The second phase of an extensive research project cataloguing the works of the Italian academies during the period 1525-1700 was launched at the special ceremony at the British Library during which representatives from the three organisations signed the project agreement.
This four year project, The Italian Academies 1525-1700: the first intellectual networks of early modern Europe, is part of a wider Italian academies project. The first phase saw the development of the extensive database which catalogues the work of some 500 academies across the Italian peninsula. It provides information about the academies, their members, publications, activities and emblems.

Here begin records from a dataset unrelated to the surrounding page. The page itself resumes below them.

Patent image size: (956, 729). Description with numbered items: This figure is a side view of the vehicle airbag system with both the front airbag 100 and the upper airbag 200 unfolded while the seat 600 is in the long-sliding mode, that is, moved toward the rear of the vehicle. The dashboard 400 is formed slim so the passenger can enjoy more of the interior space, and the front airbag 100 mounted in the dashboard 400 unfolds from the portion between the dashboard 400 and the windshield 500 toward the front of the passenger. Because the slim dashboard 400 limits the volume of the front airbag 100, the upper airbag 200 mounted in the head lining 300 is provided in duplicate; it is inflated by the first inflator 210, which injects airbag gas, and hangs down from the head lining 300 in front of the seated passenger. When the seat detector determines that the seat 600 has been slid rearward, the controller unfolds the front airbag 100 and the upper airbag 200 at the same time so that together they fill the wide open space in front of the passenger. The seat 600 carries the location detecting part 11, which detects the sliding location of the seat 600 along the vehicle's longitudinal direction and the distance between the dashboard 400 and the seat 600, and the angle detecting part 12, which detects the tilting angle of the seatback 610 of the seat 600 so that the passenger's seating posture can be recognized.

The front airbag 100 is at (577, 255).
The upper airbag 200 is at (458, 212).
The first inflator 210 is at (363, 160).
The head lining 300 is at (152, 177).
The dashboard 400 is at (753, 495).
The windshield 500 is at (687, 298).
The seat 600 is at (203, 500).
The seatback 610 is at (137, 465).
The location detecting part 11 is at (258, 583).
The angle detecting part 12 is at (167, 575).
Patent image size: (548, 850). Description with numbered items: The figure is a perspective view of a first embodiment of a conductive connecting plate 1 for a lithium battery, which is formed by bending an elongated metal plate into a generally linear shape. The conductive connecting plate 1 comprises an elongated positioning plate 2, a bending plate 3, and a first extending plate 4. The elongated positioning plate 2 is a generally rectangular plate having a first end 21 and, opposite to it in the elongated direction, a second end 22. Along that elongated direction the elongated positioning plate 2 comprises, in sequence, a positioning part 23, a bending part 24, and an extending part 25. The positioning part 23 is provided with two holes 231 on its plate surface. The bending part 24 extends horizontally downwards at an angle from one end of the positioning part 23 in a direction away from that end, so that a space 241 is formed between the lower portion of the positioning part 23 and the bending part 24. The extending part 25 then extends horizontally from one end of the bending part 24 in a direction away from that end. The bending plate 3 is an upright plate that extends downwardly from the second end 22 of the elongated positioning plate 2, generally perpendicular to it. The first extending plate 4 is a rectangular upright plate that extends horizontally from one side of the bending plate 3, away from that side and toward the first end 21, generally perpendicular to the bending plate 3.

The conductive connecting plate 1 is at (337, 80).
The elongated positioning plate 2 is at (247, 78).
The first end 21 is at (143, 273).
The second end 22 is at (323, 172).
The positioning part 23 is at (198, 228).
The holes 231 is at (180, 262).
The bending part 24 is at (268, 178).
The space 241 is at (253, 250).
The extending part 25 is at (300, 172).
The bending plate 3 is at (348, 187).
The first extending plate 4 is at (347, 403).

The learned academies were responsible for debate and discussion in many different disciplines from language and literature, through the visual and performing arts, to science, technology, medicine and astronomy. They functioned as alternative institutions to the universities and the courts, and among their members were pioneering scientists, writers, artists, political thinkers, and representatives of both sexes and all social classes.

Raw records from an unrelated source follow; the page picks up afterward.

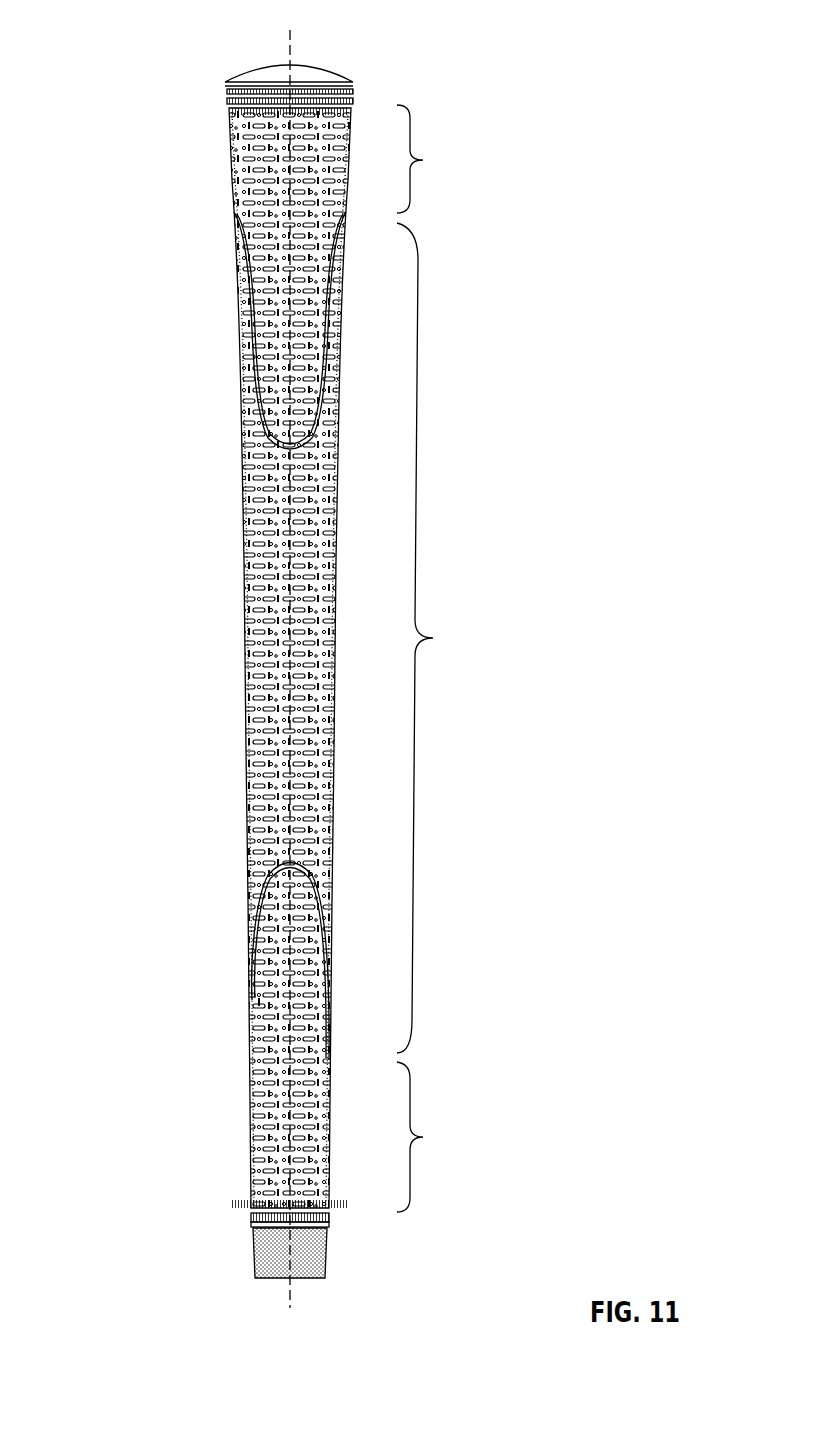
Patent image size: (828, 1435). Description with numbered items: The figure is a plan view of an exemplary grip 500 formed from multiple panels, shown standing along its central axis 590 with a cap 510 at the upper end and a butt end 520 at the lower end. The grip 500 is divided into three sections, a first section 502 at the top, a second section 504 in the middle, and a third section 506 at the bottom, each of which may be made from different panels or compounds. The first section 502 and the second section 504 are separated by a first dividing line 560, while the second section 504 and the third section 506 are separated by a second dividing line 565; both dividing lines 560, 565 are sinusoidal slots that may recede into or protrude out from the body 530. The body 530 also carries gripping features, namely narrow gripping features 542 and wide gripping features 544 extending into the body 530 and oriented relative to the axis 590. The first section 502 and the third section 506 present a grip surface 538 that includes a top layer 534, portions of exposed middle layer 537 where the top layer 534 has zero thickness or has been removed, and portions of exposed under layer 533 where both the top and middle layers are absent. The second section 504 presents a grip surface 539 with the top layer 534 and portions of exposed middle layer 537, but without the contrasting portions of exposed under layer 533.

The grip 500 is at (146, 36).
The cap 510 is at (300, 68).
The shaft end / butt 520 is at (260, 1262).
The axis 590 is at (288, 1285).
The first section 502 is at (433, 159).
The second section 504 is at (438, 638).
The third section 506 is at (433, 1137).
The first dividing line 560 is at (248, 276).
The second dividing line 565 is at (256, 926).
The portions of exposed middle layer 537 is at (233, 138).
The portions of exposed under layer 533 is at (236, 176).
The grip surface 538 is at (226, 190).
The body 530 is at (242, 312).
The wide gripping features 544 is at (246, 411).
The grip surface 539 is at (234, 452).
The narrow gripping features 542 is at (251, 599).
The top layer 534 is at (258, 743).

Professor Jane Everson, of the School of Modern Languages, Literatures and Cultures and project director, said: “It was extremely difficult, if not impossible, to find studies on the academies overall, their impact on the culture, society, scientific enquiry, publishing and other ‘industries’ of the period. This lack of research, it became clear, was closely related to the difficulty scholars faced in trying to get at the primary materials, for example the proceedings, publications, membership lists etc of the academies, singly, regionally or across the whole Italian peninsula.”
Dr Lisa Sampson, Modern Languages and European Studies Lecturer at the University of Reading, said: “This is a very exciting project which is producing some very interesting research and dissemination activities. As well as offering a series of studies and workshops to international audiences as well as school groups. We are making the world of the Italian academies known.”